Comprensibile, visto che in queste ore si assiste alla fine di una legislatura. Forse di un’era, comunque di un progetto politico. Che, in questa forma, potrebbe non riproporsi più.

Colpisce però che a pronunciare parole con toni così veementi contro chi sta staccando la spina, stando a quanto si ascolta, siano coloro che all’epoca della fine della giunta Noto, nel dicembre 2013, vennero tacciati di tradimento, se non peggio. Già; quando alcuni consiglieri dell’allora maggioranza passarono in opposizione, segnando la fine del governo Noto, le dimissioni, l’arrivo del commissario e poi le elezioni, su quei tre si scatenò una vera e propria aggressione. Manifesti, accuse , calunnie delegittimazioni. Tanto che i tre furono costretti in più circostanze a difendersi, per rivendicare la legittimità del loro operato.

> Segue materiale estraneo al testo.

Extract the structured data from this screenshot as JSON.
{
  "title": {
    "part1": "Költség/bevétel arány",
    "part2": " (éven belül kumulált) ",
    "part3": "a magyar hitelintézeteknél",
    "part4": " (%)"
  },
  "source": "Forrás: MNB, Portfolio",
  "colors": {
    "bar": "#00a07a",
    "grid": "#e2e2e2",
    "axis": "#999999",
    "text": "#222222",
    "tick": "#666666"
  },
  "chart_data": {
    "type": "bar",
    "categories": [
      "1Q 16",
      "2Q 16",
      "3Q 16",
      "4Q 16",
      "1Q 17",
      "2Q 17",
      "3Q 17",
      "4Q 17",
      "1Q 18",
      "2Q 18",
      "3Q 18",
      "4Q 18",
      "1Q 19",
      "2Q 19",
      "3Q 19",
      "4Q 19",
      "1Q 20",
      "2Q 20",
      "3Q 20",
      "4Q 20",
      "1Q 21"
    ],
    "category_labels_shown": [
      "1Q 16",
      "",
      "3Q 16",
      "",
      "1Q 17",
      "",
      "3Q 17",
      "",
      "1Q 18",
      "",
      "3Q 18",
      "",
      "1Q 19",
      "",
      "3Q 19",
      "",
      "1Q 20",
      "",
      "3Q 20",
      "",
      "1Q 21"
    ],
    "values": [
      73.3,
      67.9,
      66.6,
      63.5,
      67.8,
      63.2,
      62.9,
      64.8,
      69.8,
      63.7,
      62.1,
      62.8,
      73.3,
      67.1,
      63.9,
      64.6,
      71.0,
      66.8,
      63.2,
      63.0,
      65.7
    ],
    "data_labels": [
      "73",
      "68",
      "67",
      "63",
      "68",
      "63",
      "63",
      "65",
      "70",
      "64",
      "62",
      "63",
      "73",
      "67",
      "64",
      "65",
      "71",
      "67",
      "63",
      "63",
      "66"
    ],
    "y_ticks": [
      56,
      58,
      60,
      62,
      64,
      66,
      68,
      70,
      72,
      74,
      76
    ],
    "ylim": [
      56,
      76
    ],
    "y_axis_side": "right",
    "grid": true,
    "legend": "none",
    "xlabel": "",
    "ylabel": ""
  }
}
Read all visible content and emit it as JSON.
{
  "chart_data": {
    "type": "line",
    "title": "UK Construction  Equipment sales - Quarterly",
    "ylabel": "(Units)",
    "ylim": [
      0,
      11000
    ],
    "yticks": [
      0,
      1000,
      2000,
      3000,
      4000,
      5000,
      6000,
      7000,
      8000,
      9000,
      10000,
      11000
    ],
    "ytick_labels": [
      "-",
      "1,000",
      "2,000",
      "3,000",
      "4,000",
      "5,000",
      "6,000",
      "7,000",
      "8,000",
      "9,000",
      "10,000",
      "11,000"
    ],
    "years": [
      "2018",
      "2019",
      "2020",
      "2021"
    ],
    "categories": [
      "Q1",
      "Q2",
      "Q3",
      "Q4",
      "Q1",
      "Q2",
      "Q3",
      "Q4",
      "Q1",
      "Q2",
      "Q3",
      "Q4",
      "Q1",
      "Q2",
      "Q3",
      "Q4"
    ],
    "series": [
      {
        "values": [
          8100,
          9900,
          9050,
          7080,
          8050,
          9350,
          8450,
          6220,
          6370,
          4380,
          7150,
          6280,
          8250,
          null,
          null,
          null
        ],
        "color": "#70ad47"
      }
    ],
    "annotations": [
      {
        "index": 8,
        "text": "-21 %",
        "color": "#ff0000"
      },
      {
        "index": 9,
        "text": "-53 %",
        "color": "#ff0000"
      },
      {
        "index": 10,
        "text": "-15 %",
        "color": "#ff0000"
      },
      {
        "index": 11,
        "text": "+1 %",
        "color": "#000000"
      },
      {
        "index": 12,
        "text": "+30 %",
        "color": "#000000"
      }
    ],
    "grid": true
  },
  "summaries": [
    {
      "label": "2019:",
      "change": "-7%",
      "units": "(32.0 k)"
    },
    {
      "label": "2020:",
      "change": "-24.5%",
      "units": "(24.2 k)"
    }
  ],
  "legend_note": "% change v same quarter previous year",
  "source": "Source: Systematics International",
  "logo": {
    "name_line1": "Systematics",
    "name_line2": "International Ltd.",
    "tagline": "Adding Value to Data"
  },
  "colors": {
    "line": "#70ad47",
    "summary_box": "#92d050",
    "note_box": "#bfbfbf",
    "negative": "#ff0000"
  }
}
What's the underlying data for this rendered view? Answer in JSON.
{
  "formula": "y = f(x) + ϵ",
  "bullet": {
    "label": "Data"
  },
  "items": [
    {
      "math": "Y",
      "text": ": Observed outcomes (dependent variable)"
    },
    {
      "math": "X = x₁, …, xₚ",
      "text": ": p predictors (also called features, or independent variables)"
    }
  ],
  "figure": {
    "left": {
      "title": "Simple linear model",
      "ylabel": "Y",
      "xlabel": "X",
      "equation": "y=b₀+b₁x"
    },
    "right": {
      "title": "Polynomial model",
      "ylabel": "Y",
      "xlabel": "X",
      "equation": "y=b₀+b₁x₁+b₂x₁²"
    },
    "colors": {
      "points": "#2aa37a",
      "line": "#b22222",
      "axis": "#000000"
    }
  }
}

Ecco. Sorprende che adeso, dall’altra parte della barricata, proprio alcuni di quelli che erano stati a suo tempo ingiustamente (ripetiamo, ingiustamente) attaccati, ora cerchino di cambiare le sorti di una partita politica ricorrendo a mezzi simili.

Oscar Wilde diceva che “La coerenza è l’ultimo rifugio delle persone prive d’immaginazione”.

Ma qui d’immaginazione ce n’è fin troppa.